Qu'est-ce qu'on fait quand on est en vacances, qu'on est bédéphile, qu'on a chopé la crève et qu'il y a une bibliothèque pleine de BD à disposition ?
C'est 99% de mangas... VDM...
(Pour ceux qui me connaissent pas, je n'accroche pas à l'univers manga)
Bref, faute de merles, faut bien que je lise un truc...
Et voilà la lecture graphique la plus hard que j'ai lu, une grosse claque : Gen d'Hiroshima.
Récit autobiographique écrit par Keiji Nakazawa qui avait 6 ans en 1945. Né dans dans une famille pacifiste, le jeune Gen fait les 400 coups avec son petit frère.
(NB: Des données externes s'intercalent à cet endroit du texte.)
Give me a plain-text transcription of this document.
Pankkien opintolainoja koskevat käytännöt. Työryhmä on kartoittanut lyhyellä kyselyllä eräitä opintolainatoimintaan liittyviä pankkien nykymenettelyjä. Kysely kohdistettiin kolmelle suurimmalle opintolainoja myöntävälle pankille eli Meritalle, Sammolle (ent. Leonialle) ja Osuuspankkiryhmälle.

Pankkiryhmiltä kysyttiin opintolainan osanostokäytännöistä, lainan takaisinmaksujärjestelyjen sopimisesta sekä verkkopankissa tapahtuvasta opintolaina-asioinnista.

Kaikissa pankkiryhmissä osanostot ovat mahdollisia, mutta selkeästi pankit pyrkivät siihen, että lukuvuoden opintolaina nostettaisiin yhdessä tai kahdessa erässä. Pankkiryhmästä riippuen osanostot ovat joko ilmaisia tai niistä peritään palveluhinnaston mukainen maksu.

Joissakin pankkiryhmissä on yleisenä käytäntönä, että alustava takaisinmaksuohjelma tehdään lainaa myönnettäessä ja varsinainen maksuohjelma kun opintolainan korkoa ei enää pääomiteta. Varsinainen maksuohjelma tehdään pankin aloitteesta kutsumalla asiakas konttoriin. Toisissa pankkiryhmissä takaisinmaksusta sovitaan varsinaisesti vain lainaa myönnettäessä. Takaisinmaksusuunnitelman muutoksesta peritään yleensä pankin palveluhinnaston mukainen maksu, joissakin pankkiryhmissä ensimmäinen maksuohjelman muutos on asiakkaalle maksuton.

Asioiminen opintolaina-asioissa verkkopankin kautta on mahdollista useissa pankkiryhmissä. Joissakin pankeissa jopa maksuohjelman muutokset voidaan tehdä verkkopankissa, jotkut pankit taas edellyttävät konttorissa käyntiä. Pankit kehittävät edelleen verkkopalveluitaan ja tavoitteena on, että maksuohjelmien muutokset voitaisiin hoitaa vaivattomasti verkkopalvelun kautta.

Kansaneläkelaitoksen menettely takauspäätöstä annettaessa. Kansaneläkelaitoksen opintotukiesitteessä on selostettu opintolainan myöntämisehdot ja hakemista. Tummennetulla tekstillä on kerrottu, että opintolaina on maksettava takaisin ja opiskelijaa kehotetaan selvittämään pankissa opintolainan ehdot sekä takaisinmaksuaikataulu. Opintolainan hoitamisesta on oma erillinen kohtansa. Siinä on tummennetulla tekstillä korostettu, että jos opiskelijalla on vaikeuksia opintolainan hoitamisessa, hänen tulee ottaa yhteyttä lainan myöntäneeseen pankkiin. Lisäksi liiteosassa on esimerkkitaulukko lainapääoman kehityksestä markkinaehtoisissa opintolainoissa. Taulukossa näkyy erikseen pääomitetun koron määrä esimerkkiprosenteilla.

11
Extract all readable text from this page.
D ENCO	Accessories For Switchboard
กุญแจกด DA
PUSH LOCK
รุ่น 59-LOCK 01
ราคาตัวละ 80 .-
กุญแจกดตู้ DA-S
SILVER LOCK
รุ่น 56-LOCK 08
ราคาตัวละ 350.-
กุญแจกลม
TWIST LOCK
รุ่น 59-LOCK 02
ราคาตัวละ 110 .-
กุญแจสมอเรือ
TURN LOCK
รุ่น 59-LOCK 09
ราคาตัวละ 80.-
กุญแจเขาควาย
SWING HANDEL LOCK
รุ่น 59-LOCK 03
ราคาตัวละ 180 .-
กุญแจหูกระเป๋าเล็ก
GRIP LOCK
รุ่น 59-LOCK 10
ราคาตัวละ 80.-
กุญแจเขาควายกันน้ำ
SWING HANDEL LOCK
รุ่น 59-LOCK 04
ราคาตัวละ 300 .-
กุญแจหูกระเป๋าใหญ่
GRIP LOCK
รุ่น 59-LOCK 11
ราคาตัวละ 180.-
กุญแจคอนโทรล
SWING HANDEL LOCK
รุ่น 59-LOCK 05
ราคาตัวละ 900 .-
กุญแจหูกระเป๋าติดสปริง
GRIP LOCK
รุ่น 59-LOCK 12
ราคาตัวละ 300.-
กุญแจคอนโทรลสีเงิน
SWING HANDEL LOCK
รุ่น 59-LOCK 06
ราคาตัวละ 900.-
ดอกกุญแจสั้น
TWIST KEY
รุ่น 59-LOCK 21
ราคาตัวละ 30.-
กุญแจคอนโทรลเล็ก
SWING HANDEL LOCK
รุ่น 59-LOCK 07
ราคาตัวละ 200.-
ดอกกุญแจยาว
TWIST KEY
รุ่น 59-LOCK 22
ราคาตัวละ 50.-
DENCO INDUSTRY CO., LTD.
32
Hélas, les opinions de son père mettent en danger la famille : harcèlement, brimades, arrestations, privation... Le premier tome rend à merveille l'atmosphère belliqueuse fanatique et la violence qui transpire dans toutes les strates de la société japonaise en guerre. Les gnons partent à tout va, que ce soit entre membres de la famille ou avec les étrangers. On dialogue à coup de poing. Paradoxalement, on se prend à souhaiter au fil des pages que la bombe arrive le plus possible pour faire cesser les tourments de cette famille de 5, bientôt 6 enfants. La bombe, comme solution salvatrice... quelle ironie. Son emploi est doublement justifié par les scènes de suicides collectifs à Okinawa et par l'entraînement militaire très bien décrit lorsque l'aîné s'engage. Elle tombe en fin de tome 1.
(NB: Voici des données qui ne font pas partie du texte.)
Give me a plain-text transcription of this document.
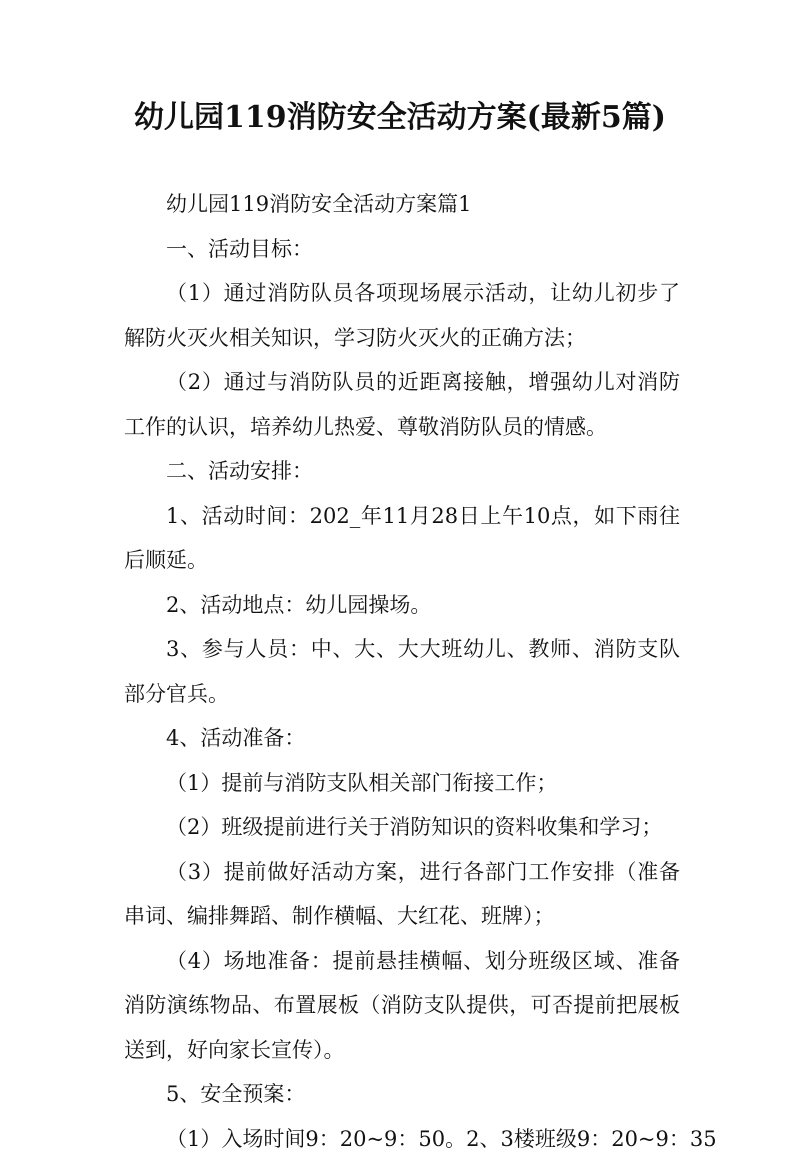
幼儿园119消防安全活动方案(最新5篇)

幼儿园119消防安全活动方案篇1

一、活动目标：

（1）通过消防队员各项现场展示活动，让幼儿初步了解防火灭火相关知识，学习防火灭火的正确方法；

（2）通过与消防队员的近距离接触，增强幼儿对消防工作的认识，培养幼儿热爱、尊敬消防队员的情感。

二、活动安排：

1、活动时间：202_年11月28日上午10点，如下雨往后顺延。

2、活动地点：幼儿园操场。

3、参与人员：中、大、大大班幼儿、教师、消防支队部分官兵。

4、活动准备：

（1）提前与消防支队相关部门衔接工作；

（2）班级提前进行关于消防知识的资料收集和学习；

（3）提前做好活动方案，进行各部门工作安排（准备串词、编排舞蹈、制作横幅、大红花、班牌）；

（4）场地准备：提前悬挂横幅、划分班级区域、准备消防演练物品、布置展板（消防支队提供，可否提前把展板送到，好向家长宣传）。

5、安全预案：

（1）入场时间9：20~9：50。2、3楼班级9：20~9：35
Le tome 2 est le récit de l'apocalypse et des créatures horribles créés par la bombe qui rejoignent l'imaginaire fantastique classique : yurei aux yeux arrachés, aux longs voiles de peau qui tombent, créatures à la carapace d'éclats de verre, visages fondus, corps brûlés et tordus. Ensuite, c'est un catalogue de l'enfer : corps épalés, cheval en feu, fleuve des noyés, pyramides de crânes, maladies étranges. Et le pire, c'est l'absence cruelle de compassion et de solidarité qui y est décrit. Familles et amis abusent des rescapés, lorsqu'ils les chassent pas à coup de lattes après leur avoir extorqué le peu qu'ils ont. A surtout ne pas lire avant d'aller se pieuter, même après s'être sifflé 1/2 bouteille de Gaillac doux.
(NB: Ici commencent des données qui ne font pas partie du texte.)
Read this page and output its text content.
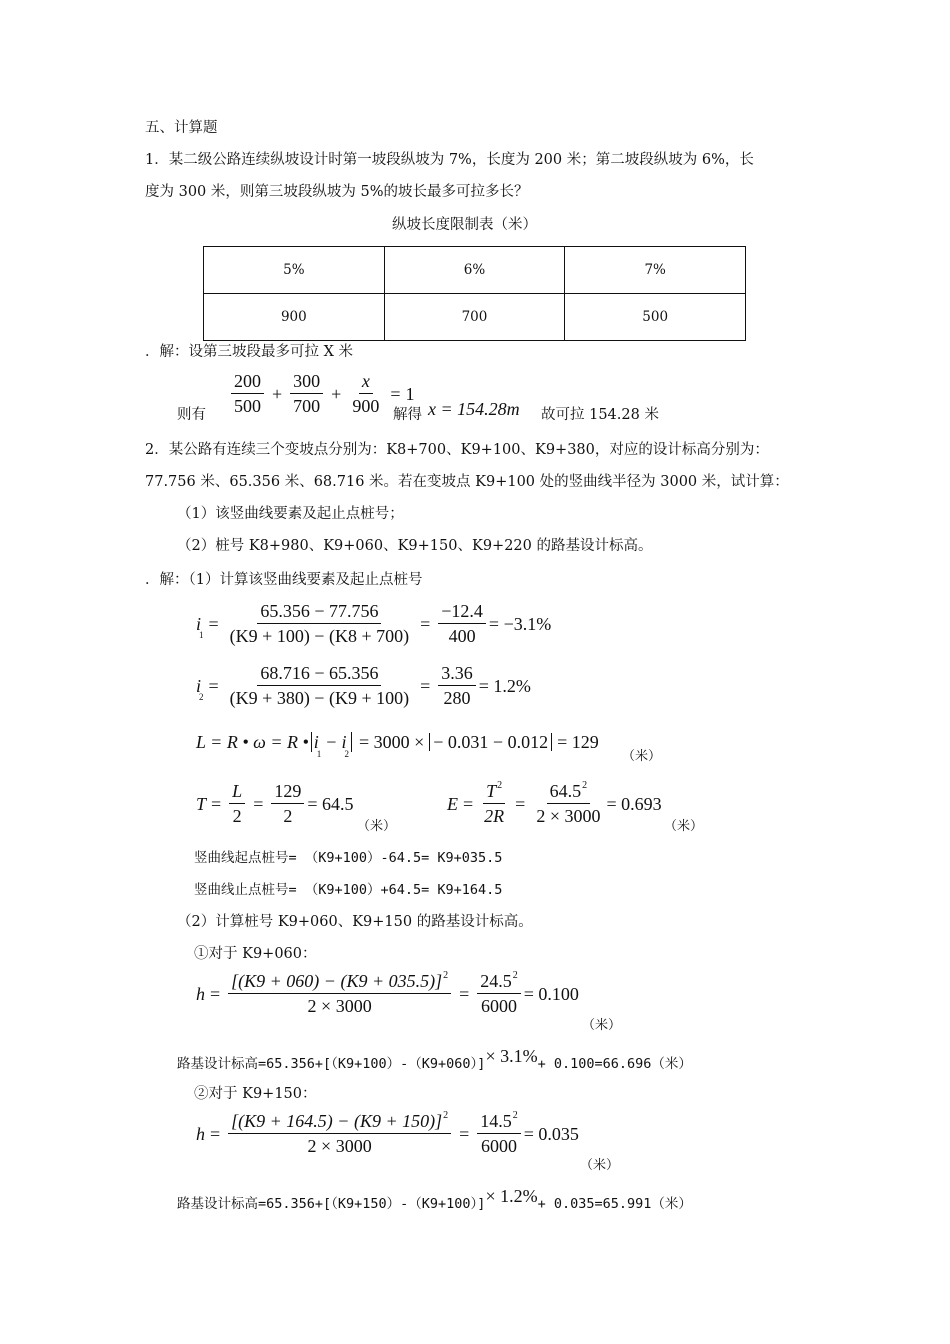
五、计算题
1．某二级公路连续纵坡设计时第一坡段纵坡为 7%，长度为 200 米；第二坡段纵坡为 6%，长
度为 300 米，则第三坡段纵坡为 5%的坡长最多可拉多长？
纵坡长度限制表（米）
5%	6%	7%
900	700	500
．解：设第三坡段最多可拉 X 米
$\frac{200}{500} + \frac{300}{700} + \frac{x}{900} = 1$
则有	解得 x = 154.28m 故可拉 154.28 米
2．某公路有连续三个变坡点分别为：K8+700、K9+100、K9+380，对应的设计标高分别为：
77.756 米、65.356 米、68.716 米。若在变坡点 K9+100 处的竖曲线半径为 3000 米，试计算：
（1）该竖曲线要素及起止点桩号；
（2）桩号 K8+980、K9+060、K9+150、K9+220 的路基设计标高。
．解：（1）计算该竖曲线要素及起止点桩号
i
1
= $\frac{65.356 - 77.756}{(K9 + 100) - (K8 + 700)} = \frac{-12.4}{400} = -3.1\%$
i
2
= $\frac{68.716 - 65.356}{(K9 + 380) - (K9 + 100)} = \frac{3.36}{280} = 1.2\%$
L = R • ω = R • i
1
− i
2
= 3000 × − 0.031 − 0.012 = 129
（米）
$T = \frac{L}{2} = \frac{129}{2} = 64.5$
（米）
$E = \frac{T^2}{2R} = \frac{64.5^2}{2 \times 3000} = 0.693$
（米）
竖曲线起点桩号= （K9+100）-64.5= K9+035.5
竖曲线止点桩号= （K9+100）+64.5= K9+164.5
（2）计算桩号 K9+060、K9+150 的路基设计标高。
①对于 K9+060：
$h = \frac{[(K9 + 060) - (K9 + 035.5)]^2}{2 \times 3000} = \frac{24.5^2}{6000} = 0.100$
（米）
路基设计标高=65.356+[（K9+100）-（K9+060）]× 3.1%+ 0.100=66.696（米）
②对于 K9+150：
$h = \frac{[(K9 + 164.5) - (K9 + 150)]^2}{2 \times 3000} = \frac{14.5^2}{6000} = 0.035$
（米）
路基设计标高=65.356+[（K9+150）-（K9+100）]× 1.2%+ 0.035=65.991（米）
Et ensuite, ce sont les longues années de famine, de reconstruction, de changement de société, parsemés de son quota de morts, puisque les radiations font leurs dégâts à +/- long terme. Les survivants en prennent pour triple peine : marqués dans leur chair, privés de leurs biens et de leurs proches, ils sont traités en nuisibles ("t'as perdu la guerre"), en cobayes et sont condamnés au silence par l'administration Mac Arthur.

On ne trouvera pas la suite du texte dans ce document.